The lab is primarily interested in how the genome is organized and maintained in the eukaryotic cell nucleus. Understanding genome organization is particularly important during development and differentiation when cells acquire a specific identity. Genome organization relies on the dynamic properties of chromosomes. Chromosomes are tethered to the nuclear envelope and intermingle within the nuclear interior, generating hotspots of gene expression. At these locations, sets of genes or gene programs are believed to be co-expressed, prompting cellular function. With this in mind, to learn how the genome is organized during development and differentiation, we investigate the mechanisms that facilitate spatial and temporal chromatin and RNA changes, and how they may be altered in disease.

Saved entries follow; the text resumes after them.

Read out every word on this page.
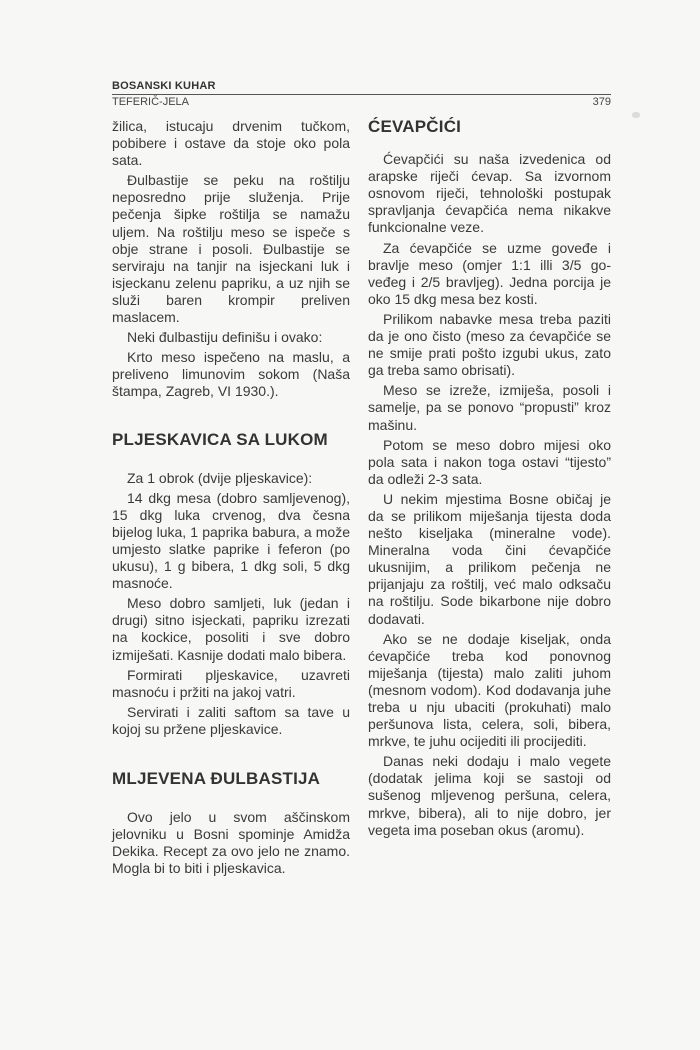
BOSANSKI KUHAR
TEFERIČ-JELA	379

žilica, istucaju drvenim tučkom, pobibere i ostave da stoje oko pola sata.

Đulbastije se peku na roštilju neposredno prije služenja. Prije pečenja šipke roštilja se namažu uljem. Na roštilju meso se ispeče s obje strane i posoli. Đulbastije se serviraju na tanjir na isjeckani luk i isjeckanu zelenu papriku, a uz njih se služi baren krompir preliven maslacem.

Neki đulbastiju definišu i ovako:

Krto meso ispečeno na maslu, a preliveno limunovim sokom (Naša štampa, Zagreb, VI 1930.).

PLJESKAVICA SA LUKOM

Za 1 obrok (dvije pljeskavice):

14 dkg mesa (dobro samljevenog), 15 dkg luka crvenog, dva česna bijelog luka, 1 paprika babura, a može umjesto slatke paprike i feferon (po ukusu), 1 g bibera, 1 dkg soli, 5 dkg masnoće.

Meso dobro samljeti, luk (jedan i drugi) sitno isjeckati, papriku izrezati na kockice, posoliti i sve dobro izmiješati. Kasnije dodati malo bibera.

Formirati pljeskavice, uzavreti masnoću i pržiti na jakoj vatri.

Servirati i zaliti saftom sa tave u kojoj su pržene pljeskavice.

MLJEVENA ĐULBASTIJA

Ovo jelo u svom aščinskom jelovniku u Bosni spominje Amidža Dekika. Recept za ovo jelo ne znamo. Mogla bi to biti i pljeskavica.

ĆEVAPČIĆI

Ćevapčići su naša izvedenica od arapske riječi ćevap. Sa izvornom osnovom riječi, tehnološki postupak spravljanja ćevapčića nema nikakve funkcionalne veze.

Za ćevapčiće se uzme goveđe i bravlje meso (omjer 1:1 illi 3/5 goveđeg i 2/5 bravljeg). Jedna porcija je oko 15 dkg mesa bez kosti.

Prilikom nabavke mesa treba paziti da je ono čisto (meso za ćevapčiće se ne smije prati pošto izgubi ukus, zato ga treba samo obrisati).

Meso se izreže, izmiješa, posoli i samelje, pa se ponovo “propusti” kroz mašinu.

Potom se meso dobro mijesi oko pola sata i nakon toga ostavi “tijesto” da odleži 2-3 sata.

U nekim mjestima Bosne običaj je da se prilikom miješanja tijesta doda nešto kiseljaka (mineralne vode). Mineralna voda čini ćevapčiće ukusnijim, a prilikom pečenja ne prijanjaju za roštilj, već malo odksaču na roštilju. Sode bikarbone nije dobro dodavati.

Ako se ne dodaje kiseljak, onda ćevapčiće treba kod ponovnog miješanja (tijesta) malo zaliti juhom (mesnom vodom). Kod dodavanja juhe treba u nju ubaciti (prokuhati) malo peršunova lista, celera, soli, bibera, mrkve, te juhu ocijediti ili procijediti.

Danas neki dodaju i malo vegete (dodatak jelima koji se sastoji od sušenog mljevenog peršuna, celera, mrkve, bibera), ali to nije dobro, jer vegeta ima poseban okus (aromu).
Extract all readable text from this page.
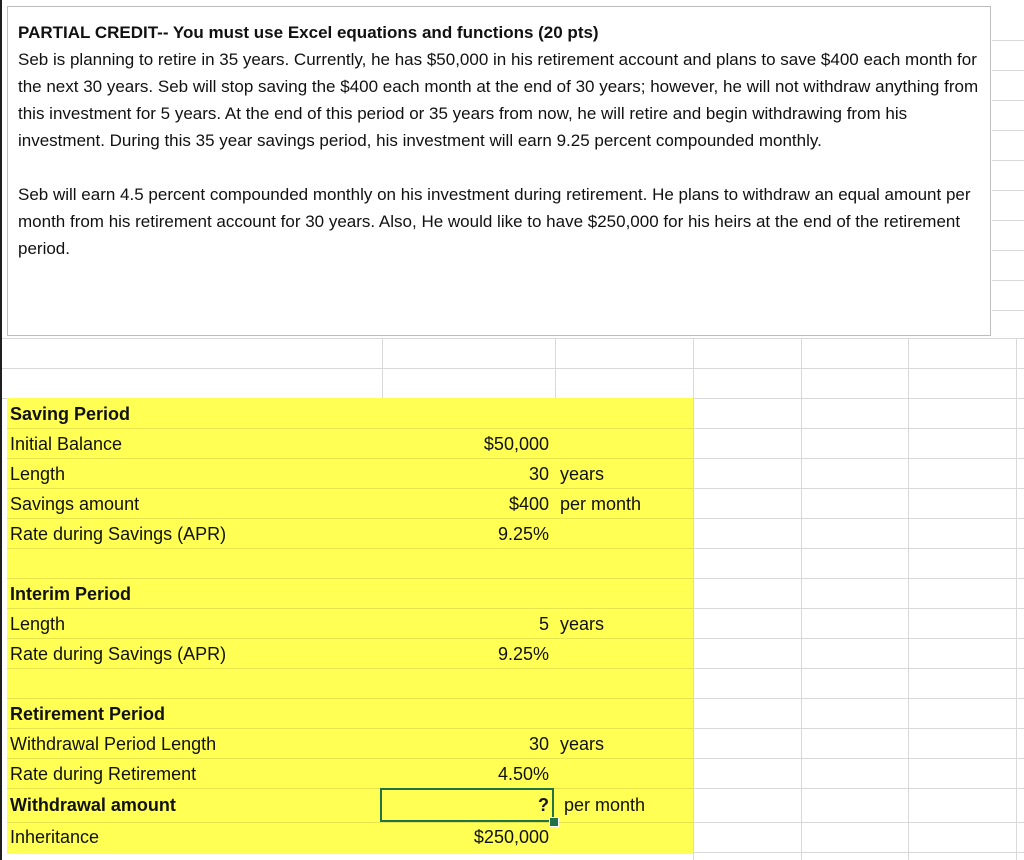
PARTIAL CREDIT-- You must use Excel equations and functions (20 pts)

Seb is planning to retire in 35 years. Currently, he has $50,000 in his retirement account and plans to save $400 each month for the next 30 years. Seb will stop saving the $400 each month at the end of 30 years; however, he will not withdraw anything from this investment for 5 years. At the end of this period or 35 years from now, he will retire and begin withdrawing from his investment. During this 35 year savings period, his investment will earn 9.25 percent compounded monthly.

Seb will earn 4.5 percent compounded monthly on his investment during retirement. He plans to withdraw an equal amount per month from his retirement account for 30 years. Also, He would like to have $250,000 for his heirs at the end of the retirement period.

Saving Period
Initial Balance	$50,000
Length	30 years
Savings amount	$400 per month
Rate during Savings (APR)	9.25%
Interim Period
Length	5 years
Rate during Savings (APR)	9.25%
Retirement Period
Withdrawal Period Length	30 years
Rate during Retirement	4.50%
Withdrawal amount	? per month
Inheritance	$250,000
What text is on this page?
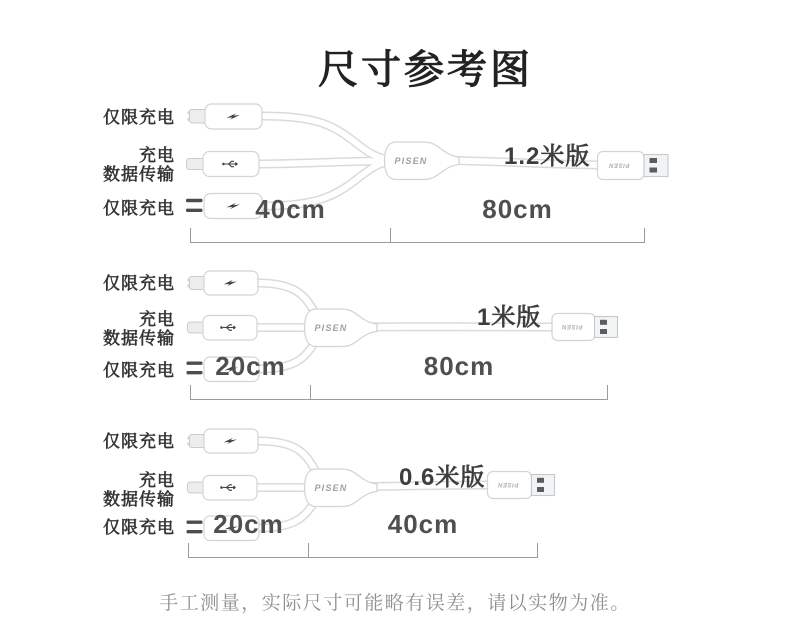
尺寸参考图
PISEN	PISEN
PISEN	PISEN
PISEN	PISEN
仅限充电
充电
数据传输
仅限充电
1.2米版
40cm	80cm
仅限充电
充电
数据传输
仅限充电
1米版
20cm	80cm
仅限充电
充电
数据传输
仅限充电
0.6米版
20cm	40cm
手工测量，实际尺寸可能略有误差，请以实物为准。
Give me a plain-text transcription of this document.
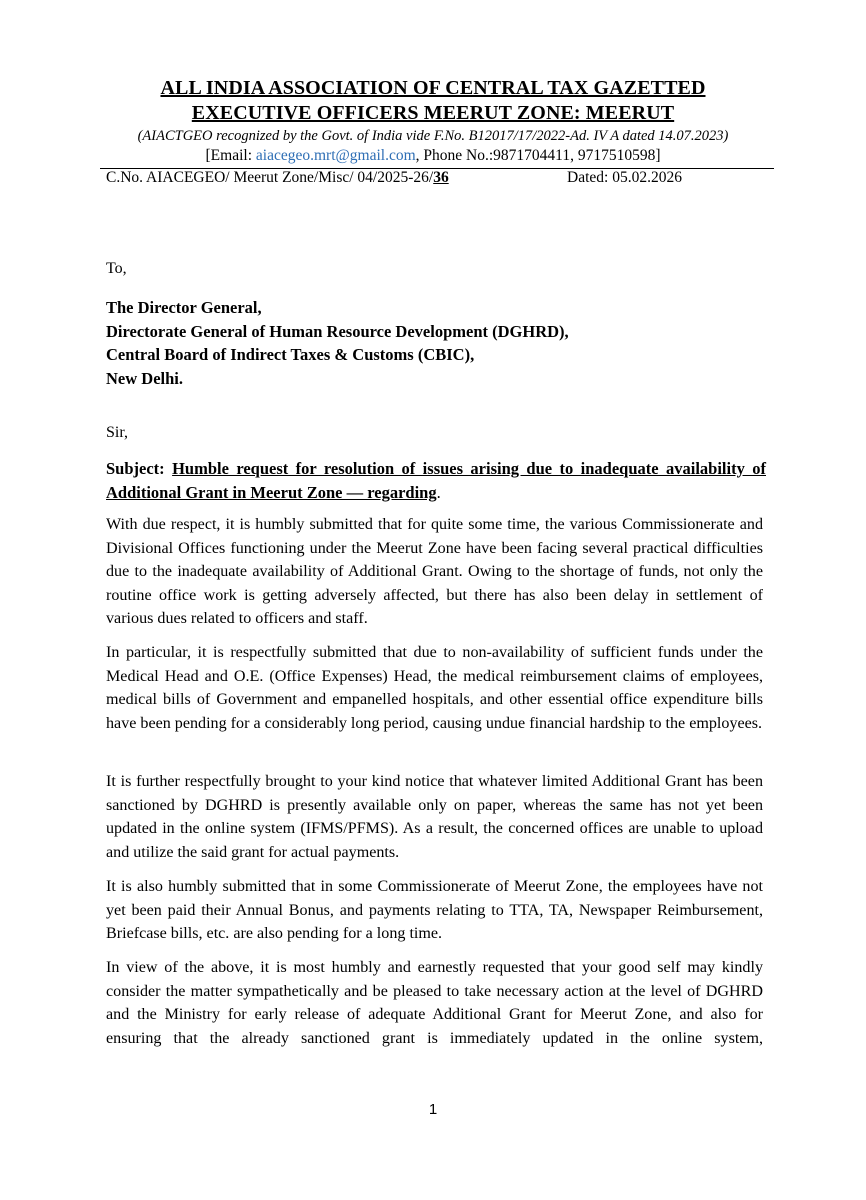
ALL INDIA ASSOCIATION OF CENTRAL TAX GAZETTED
EXECUTIVE OFFICERS MEERUT ZONE: MEERUT
(AIACTGEO recognized by the Govt. of India vide F.No. B12017/17/2022-Ad. IV A dated 14.07.2023)
[Email: aiacegeo.mrt@gmail.com, Phone No.:9871704411, 9717510598]
C.No. AIACEGEO/ Meerut Zone/Misc/ 04/2025-26/36	Dated: 05.02.2026
To,
The Director General,
Directorate General of Human Resource Development (DGHRD),
Central Board of Indirect Taxes & Customs (CBIC),
New Delhi.
Sir,
Subject: Humble request for resolution of issues arising due to inadequate availability of Additional Grant in Meerut Zone — regarding.
With due respect, it is humbly submitted that for quite some time, the various Commissionerate and Divisional Offices functioning under the Meerut Zone have been facing several practical difficulties due to the inadequate availability of Additional Grant. Owing to the shortage of funds, not only the routine office work is getting adversely affected, but there has also been delay in settlement of various dues related to officers and staff.
In particular, it is respectfully submitted that due to non-availability of sufficient funds under the Medical Head and O.E. (Office Expenses) Head, the medical reimbursement claims of employees, medical bills of Government and empanelled hospitals, and other essential office expenditure bills have been pending for a considerably long period, causing undue financial hardship to the employees.
It is further respectfully brought to your kind notice that whatever limited Additional Grant has been sanctioned by DGHRD is presently available only on paper, whereas the same has not yet been updated in the online system (IFMS/PFMS). As a result, the concerned offices are unable to upload and utilize the said grant for actual payments.
It is also humbly submitted that in some Commissionerate of Meerut Zone, the employees have not yet been paid their Annual Bonus, and payments relating to TTA, TA, Newspaper Reimbursement, Briefcase bills, etc. are also pending for a long time.
In view of the above, it is most humbly and earnestly requested that your good self may kindly consider the matter sympathetically and be pleased to take necessary action at the level of DGHRD and the Ministry for early release of adequate Additional Grant for Meerut Zone, and also for ensuring that the already sanctioned grant is immediately updated in the online system,
1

We are currently studying the emerging role of cytoskeletal proteins — actin and myosin — in the 3D organization of the genome and the potential for these mechanisms to confer stability to the eukaryotic genome. We focus on actin- and myosin-dependent epigenetic changes at both chromatin and RNA level that occur in proliferative and differentiated cellular states. We address these questions at both molecular and systemic levels, using a combination of genome-wide approaches and transdifferentiation techniques. These experimental approaches have allowed us to examine the importance of actin and myosin in epigenetic control mechanisms for nuclear organization during neuronal development.
In the long term, we are interested in how impaired mechanisms of genome organization correlate with the acquisition of cellular pluripotency and the onset of neurodegenerative diseases.